Pages:
183
Original
date of publication: 1880
My
edition: 2010 (Oxford World’s Classics)
Why
I decided to read:
How
I acquired my copy: Amazon, September 2012
Published
in 1880, Washington Square looks back to an earlier period of New York City’s
history, when upper-crust society lived at or adjacent to Washington Square,
before society eventually migrated uptown. Set in the first half of the
nineteenth century and based on a story that was once told to Henry James, this
novel tells the story of Catherine Sloper the daughter of a respected physician
and the heiress to a fortune of $10,000. One evening she meets Morris Townsend,
a young man of whom Dr. Sloper is immediately suspicious, for wanting to marry
Catherine for her money. Although Dr. Sloper forbids his daughter to marry or
even see Mr. Townsend, as the risk of her losing her fortune, she does so
anyways, with the help of her aunt, Mrs. Penniman.
Washington
Square in the early nineteenth century wasn’t so much a location as it was an
address, a way of life. The heyday of Washington Square was in the 1840s,
although many people were starting to move further uptown. Henry James’s
perspective is from the later part of that century, when New York’s high
society had already moved northwards in Manhattan, so this novel highlights the
differences that 50 years or so have wrought. There are often comparisons
between the way things are now (in the 1880s) and the way things were before
the advent of the Civil War. The house in Washington Square represents a
comfortable, consistent way of life valued by nearly everyone in the novel but
Catherine, who seeks a way out through marriage.
Washington
Square is based upon a story that was told to Henry James by the actress Fanny
Kemble. James is rather cruel to Catherine; she is described as a plain,
unintelligent girl. We are never given a clear picture of her thought process. We
get much more from the tyrannical Dr.

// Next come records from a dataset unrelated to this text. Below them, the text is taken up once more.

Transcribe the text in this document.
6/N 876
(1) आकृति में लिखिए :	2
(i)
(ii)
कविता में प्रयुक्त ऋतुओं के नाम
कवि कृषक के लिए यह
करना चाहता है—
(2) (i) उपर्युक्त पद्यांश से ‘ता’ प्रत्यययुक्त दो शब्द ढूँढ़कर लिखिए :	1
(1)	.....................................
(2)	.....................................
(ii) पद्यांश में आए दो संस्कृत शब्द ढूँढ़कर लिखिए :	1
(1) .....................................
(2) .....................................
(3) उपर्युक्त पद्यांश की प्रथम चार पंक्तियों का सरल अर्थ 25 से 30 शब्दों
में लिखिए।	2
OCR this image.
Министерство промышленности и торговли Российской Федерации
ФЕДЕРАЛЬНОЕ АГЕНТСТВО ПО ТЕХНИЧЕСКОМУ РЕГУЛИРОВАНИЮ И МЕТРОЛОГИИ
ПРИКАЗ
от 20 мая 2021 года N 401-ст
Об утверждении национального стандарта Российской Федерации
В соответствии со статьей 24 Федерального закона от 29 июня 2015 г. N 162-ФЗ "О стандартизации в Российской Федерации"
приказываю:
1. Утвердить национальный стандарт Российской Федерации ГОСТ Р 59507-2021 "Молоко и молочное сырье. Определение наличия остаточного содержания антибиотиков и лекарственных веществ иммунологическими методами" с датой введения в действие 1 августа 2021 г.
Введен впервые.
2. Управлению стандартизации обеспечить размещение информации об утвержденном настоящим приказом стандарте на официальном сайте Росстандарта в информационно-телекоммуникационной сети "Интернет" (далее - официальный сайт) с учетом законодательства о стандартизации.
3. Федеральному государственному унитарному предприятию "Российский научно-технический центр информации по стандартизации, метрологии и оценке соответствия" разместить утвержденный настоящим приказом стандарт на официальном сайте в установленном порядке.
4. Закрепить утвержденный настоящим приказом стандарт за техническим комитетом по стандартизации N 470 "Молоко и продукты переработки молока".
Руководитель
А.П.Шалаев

Sloper, a man who can deliver “a terribly
incisive look—a look so like a surgeon’s lancet.” He is never afraid to say
exactly what he thinks, which makes him an easier character to understand and
empathize with. Henry James doesn’t describe his characters or their actions in
simple adjectives; rather, he uses similes and analogies to describe how his
characters think and feel.
Morris
Townsend is harder to understand; seen though the eyes of Catherine, our idea
of him is hardly objective. We don’t get any kind of inner monologue from him
at first, so it’s hard to judge him exactly. But the more the book goes on and
the more we are allowed to view his thoughts, the more we start to see Townsend
from Dr. Sloper’s point of view. It’s very interesting to see how Henry James
reveals nuances of character the way he does. In all, all of the characters are
portrayed very well.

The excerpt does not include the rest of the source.